What is taxable income?

This is the amount of income used to calculate the amount of tax that an individual or business owes the government in a given fiscal year. It is generally described as the adjusted gross income: the total income, called "gross income", less any deductions or exemptions allowed in that fiscal year. Taxable income includes salaries, wages, bonuses, and bonuses, as well as investments income obtained.

Types of taxable income

All taxpayers know that failure to file a tax return can have serious consequences. So to make sure your taxes are paid, here is a list of income types:

  • Compensation and employee benefits: These are the most common types of taxable income and include wages and salaries, and additional benefits. 

  • Investments and business income: Self-employed workers are also subject to tax obligations, particularly through the income from their activities. For example, net rental income and business income are considered taxable income. 

  • Miscellaneous taxable income: This includes incomes that do not match the other types. This includes things like death benefits and life insurance. Alimony, exchange items, and leisure income are also miscellaneous taxable income.

How to calculate taxable income

Each tax season, workers calculate their income to determine how much tax they owe. While some people can do it on their own, many seek help from professionals. Here are some simple steps to determine your adjusted gross income: the amount your tax debt is calculated on.

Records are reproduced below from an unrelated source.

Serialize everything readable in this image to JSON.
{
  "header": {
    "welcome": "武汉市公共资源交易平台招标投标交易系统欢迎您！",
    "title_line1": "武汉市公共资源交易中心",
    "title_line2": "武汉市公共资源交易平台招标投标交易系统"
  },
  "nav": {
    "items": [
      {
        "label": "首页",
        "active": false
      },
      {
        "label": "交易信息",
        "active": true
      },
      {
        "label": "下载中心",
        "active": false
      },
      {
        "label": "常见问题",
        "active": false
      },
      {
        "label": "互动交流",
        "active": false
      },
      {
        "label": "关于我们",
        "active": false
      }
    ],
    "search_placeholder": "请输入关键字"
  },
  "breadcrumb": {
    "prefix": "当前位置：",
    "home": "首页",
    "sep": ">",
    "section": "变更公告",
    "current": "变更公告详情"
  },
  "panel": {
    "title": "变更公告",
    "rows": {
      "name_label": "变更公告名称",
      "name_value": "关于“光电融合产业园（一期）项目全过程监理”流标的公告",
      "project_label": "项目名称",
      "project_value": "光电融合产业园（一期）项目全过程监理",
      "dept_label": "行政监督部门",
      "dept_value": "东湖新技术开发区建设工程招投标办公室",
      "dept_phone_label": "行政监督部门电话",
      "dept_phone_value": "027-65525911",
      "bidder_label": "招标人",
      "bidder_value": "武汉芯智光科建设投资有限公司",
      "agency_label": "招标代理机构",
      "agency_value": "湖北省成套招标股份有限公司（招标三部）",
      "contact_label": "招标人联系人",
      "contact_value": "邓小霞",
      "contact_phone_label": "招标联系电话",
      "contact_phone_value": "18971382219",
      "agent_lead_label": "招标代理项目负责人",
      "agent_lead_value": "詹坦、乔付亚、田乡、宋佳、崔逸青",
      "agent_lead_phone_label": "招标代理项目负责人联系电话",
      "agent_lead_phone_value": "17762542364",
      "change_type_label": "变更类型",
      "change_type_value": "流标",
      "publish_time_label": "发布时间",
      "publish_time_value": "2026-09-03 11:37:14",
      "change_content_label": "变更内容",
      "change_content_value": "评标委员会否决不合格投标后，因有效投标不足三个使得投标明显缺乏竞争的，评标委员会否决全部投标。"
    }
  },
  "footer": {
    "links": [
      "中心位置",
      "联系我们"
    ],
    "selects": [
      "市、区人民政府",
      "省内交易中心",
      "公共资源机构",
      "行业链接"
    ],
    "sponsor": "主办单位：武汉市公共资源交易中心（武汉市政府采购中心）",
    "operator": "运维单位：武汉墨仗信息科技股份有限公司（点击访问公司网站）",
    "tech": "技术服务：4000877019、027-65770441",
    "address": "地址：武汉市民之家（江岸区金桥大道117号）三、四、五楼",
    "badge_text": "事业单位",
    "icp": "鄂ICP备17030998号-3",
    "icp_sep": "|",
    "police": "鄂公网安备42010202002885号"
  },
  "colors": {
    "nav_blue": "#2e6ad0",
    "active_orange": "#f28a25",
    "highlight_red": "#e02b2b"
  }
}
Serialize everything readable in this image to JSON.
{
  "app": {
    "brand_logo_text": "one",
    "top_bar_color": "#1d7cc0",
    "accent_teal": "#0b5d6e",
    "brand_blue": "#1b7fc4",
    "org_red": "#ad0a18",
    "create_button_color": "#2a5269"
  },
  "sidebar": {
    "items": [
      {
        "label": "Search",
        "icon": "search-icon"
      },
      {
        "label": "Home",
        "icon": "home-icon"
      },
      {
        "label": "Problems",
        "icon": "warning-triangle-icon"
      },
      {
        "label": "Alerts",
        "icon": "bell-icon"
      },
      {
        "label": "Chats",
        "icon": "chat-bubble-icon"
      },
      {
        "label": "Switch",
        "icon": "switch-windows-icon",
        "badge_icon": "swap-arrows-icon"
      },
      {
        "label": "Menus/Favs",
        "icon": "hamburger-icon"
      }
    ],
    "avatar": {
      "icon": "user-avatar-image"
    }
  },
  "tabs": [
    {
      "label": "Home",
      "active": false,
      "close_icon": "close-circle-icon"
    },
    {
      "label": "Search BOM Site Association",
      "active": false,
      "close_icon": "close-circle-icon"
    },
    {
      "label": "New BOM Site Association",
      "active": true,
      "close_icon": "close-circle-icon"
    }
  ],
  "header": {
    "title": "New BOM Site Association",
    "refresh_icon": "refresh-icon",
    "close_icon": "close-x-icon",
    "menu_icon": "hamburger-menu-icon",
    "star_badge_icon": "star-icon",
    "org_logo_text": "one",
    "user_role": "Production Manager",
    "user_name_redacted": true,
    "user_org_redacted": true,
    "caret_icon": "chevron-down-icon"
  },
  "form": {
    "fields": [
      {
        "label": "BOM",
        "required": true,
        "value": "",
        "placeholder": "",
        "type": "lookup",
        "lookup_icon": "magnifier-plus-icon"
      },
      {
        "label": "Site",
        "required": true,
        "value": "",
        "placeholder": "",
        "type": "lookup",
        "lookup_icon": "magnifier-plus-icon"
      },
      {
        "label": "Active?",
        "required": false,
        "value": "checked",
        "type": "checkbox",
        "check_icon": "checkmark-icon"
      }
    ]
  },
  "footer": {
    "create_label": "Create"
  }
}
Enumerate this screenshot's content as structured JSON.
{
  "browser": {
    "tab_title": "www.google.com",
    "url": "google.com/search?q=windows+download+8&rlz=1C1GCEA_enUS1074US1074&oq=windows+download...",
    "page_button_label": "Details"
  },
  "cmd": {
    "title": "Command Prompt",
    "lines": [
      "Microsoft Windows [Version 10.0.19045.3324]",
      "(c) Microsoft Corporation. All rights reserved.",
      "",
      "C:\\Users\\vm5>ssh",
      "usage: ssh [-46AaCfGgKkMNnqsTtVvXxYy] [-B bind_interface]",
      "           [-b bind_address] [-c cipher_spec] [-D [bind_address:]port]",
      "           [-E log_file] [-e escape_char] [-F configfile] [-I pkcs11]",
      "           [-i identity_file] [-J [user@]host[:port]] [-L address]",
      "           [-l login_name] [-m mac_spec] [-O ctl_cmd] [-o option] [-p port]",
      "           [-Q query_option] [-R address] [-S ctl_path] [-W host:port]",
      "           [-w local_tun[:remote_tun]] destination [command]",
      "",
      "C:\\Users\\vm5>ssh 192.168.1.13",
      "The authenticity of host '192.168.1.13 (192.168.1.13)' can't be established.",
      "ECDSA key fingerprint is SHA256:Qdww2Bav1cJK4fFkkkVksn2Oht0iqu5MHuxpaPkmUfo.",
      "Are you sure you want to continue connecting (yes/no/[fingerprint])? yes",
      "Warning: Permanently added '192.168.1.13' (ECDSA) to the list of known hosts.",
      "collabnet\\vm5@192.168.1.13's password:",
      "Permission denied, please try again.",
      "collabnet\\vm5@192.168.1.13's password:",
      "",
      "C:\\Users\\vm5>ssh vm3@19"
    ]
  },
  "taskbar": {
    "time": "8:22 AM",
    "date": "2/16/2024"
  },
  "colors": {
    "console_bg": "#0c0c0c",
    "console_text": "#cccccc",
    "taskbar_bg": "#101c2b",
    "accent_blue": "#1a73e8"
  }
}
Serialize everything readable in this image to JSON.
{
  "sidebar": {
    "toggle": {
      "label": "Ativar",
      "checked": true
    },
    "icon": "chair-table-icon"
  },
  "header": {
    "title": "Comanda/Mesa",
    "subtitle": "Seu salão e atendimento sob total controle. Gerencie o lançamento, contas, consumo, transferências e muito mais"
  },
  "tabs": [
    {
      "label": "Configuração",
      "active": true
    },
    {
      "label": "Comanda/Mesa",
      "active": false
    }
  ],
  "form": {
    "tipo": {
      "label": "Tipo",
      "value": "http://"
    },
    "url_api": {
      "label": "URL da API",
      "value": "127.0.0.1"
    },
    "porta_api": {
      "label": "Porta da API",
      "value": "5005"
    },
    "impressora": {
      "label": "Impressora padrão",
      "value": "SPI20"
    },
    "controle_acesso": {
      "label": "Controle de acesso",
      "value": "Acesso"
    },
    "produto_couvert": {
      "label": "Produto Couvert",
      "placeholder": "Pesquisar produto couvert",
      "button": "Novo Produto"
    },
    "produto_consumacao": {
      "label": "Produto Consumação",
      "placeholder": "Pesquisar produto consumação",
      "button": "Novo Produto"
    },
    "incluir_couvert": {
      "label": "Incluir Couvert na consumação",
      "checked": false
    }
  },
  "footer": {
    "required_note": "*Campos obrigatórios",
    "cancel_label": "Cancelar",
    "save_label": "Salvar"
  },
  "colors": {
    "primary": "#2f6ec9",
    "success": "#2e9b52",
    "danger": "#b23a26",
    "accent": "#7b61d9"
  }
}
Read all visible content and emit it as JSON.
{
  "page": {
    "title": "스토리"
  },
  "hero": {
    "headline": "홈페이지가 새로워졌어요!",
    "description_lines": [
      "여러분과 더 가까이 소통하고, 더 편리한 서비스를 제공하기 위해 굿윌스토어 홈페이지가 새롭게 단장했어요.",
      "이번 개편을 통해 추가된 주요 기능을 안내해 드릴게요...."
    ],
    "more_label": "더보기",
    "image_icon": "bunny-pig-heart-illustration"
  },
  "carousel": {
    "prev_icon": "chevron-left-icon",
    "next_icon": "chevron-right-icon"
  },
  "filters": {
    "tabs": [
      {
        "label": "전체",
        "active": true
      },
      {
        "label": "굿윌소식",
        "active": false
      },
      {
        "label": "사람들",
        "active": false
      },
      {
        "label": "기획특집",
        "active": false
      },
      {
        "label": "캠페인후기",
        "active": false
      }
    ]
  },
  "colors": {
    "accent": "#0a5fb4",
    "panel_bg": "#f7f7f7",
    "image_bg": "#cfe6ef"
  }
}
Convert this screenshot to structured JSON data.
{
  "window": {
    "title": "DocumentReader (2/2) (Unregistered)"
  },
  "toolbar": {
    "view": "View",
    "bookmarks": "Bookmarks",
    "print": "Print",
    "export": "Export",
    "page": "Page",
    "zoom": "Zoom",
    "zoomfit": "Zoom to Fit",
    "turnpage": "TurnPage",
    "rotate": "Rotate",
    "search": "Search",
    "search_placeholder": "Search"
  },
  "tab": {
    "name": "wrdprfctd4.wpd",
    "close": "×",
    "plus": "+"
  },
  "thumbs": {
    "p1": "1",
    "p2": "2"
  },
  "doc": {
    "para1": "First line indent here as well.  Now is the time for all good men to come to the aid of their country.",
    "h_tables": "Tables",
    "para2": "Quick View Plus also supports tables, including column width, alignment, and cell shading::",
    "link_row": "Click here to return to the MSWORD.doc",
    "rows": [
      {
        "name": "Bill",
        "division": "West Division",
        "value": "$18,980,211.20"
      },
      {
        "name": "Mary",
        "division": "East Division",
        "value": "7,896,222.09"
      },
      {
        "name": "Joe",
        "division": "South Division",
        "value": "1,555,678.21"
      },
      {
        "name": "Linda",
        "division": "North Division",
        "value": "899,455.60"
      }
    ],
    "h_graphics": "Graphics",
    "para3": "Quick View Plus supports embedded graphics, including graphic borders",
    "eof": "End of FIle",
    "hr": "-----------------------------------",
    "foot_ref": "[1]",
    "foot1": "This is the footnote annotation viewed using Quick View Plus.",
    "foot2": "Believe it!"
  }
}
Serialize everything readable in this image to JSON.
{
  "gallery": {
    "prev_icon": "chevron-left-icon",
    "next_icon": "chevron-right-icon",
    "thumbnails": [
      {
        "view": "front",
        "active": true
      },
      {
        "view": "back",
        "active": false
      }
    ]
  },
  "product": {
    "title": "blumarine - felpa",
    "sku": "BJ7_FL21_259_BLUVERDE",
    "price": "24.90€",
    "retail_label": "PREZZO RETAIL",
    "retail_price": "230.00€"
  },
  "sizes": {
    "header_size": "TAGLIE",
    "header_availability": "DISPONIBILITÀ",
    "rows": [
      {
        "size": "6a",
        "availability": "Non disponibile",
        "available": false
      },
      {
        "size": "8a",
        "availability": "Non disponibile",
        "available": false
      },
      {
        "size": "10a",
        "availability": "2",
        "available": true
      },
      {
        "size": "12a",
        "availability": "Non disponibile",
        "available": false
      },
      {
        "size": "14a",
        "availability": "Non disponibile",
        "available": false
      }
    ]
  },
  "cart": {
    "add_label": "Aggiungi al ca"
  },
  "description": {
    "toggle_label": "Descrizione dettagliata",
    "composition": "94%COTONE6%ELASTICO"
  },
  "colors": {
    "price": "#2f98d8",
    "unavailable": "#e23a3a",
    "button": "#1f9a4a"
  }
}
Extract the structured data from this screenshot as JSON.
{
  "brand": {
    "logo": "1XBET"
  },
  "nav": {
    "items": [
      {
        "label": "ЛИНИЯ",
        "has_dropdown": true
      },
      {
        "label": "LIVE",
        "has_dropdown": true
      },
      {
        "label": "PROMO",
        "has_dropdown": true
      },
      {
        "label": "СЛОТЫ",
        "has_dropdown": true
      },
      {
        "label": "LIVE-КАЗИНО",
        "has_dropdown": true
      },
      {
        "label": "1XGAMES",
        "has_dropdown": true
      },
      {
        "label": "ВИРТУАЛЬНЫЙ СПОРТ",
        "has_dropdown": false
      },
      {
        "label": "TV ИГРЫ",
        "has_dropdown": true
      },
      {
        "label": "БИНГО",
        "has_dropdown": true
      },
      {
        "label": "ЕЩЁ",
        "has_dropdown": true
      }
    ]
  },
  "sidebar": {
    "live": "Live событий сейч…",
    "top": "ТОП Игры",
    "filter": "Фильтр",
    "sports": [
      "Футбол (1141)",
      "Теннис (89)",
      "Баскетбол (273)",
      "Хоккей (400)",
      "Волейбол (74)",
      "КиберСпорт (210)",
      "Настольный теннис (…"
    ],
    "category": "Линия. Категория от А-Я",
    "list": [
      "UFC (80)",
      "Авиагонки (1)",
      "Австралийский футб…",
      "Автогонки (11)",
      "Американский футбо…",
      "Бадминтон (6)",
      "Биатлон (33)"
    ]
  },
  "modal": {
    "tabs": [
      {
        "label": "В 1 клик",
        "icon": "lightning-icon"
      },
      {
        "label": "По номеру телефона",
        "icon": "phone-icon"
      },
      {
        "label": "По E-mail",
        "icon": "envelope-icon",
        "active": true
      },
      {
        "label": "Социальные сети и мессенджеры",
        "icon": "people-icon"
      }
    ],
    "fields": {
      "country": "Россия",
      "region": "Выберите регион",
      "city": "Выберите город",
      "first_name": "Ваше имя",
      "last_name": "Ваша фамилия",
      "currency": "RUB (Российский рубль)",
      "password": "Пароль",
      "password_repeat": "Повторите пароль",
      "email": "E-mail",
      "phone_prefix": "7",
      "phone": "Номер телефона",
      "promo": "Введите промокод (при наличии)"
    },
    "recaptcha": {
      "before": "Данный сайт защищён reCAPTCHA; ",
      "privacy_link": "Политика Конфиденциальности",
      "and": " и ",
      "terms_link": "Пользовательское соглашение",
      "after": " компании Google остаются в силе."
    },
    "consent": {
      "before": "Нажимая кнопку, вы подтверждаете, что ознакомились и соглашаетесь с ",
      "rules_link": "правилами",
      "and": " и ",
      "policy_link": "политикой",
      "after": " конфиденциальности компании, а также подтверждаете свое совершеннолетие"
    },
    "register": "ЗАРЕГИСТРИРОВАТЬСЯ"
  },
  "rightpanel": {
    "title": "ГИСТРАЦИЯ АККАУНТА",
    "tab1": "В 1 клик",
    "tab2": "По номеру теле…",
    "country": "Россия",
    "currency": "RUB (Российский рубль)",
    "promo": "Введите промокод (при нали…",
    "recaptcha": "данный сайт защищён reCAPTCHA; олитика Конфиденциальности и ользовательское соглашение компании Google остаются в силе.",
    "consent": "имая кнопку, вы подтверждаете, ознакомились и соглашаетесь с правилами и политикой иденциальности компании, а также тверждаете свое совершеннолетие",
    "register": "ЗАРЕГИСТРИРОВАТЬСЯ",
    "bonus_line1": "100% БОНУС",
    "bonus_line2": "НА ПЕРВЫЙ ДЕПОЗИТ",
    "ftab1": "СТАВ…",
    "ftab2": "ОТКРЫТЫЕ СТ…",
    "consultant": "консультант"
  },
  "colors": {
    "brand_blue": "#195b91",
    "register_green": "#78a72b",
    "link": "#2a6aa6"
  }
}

Determine the total income: Individuals must receive all compensation received.

  • Calculate your income: Unearned income refers to income earned without the need for paid work, such as dividends, alimony, unemployment insurance, and real estate income.

  • Choose filing status: There are four states for filing purposes: single, married, joint filing, married and filing separately, and head of households.

  • Reduce your income: Form 1040 contains a list of common deductions from gross income.

  • Calculate the adjusted gross income: After adding all the deductions from the previous step, this figure will be subtracted from the total or gross income to get the "adjusted gross income." This is the amount of income on which tax is collected.

Non-taxable income

These are some types of income that are generally not taxable:

  • Child support payments

  • Damage premiums for physical injuries or illnesses

  • Donations and inheritance

  • Reimbursements of eligible adoption expenses

  • Retail or manufacturer cash rebates for an item purchased

  • Welfare benefits

Also, certain types of income are not taxable, under certain conditions, in particular:

  • If you received a national or local tax refund, the amount might be taxable. You must have received a 2020 1099-G form from the paying agency. If you did not receive it in the mail, the agency might have provided the electronic Form. Contact them to find out how to get the Form. Be sure to report any taxable refunds you receive, even if you did not receive Form 1099-G.

  • Income from an eligible scholarship is normally not taxable; that is, amounts used for certain costs, such as monthly fees and required books, are not taxable. However, the amount used for accommodation and boards is taxable.

  • The life insurance proceeds paid to you are generally not taxable. But if you redeem a life insurance policy for cash, any amount that exceeds the policy's cost is taxable.

Income from bartering is taxable.

Bartering is the exchange of one product or service with another. Sometimes small businesses market the products or services they need. For example, a plumber may barter his plumbing services with a dentist for dental services. There is generally no exchange of money.

In the case of an exchange, the exchange's goods or services' value is taxable income. Here are four facts about the exchange you should know:

  • Barter Exchange: A barter exchange is an organized market in which members exchange products or services. Some exchanges operate in an office and others on the Internet. All barter exchanges must submit Form 1099-B, proceeds from broker and barter exchange transactions. The exchange must provide a copy of the Form to members who barter and send a copy to the IRS.

  • Bartering Income: Trade dollars and barter are the same as actual dollars for tax purposes and must be reported on your tax return. Both parties are required to report the fair market value (FMV) of the product or service obtained as income.

  • Reporting standards: The way barter is reported on a tax return varies. If you are in a business or trade, you usually refer to Form 1040, Schedule C, Business Profit or Loss.

  • Tax implications: The barter is taxable in the year in which it takes place. Tax rules may vary depending on the type of trade in progress. Traders may be subject to income tax, self-employment tax, labor tax, or excise tax on their bartering income.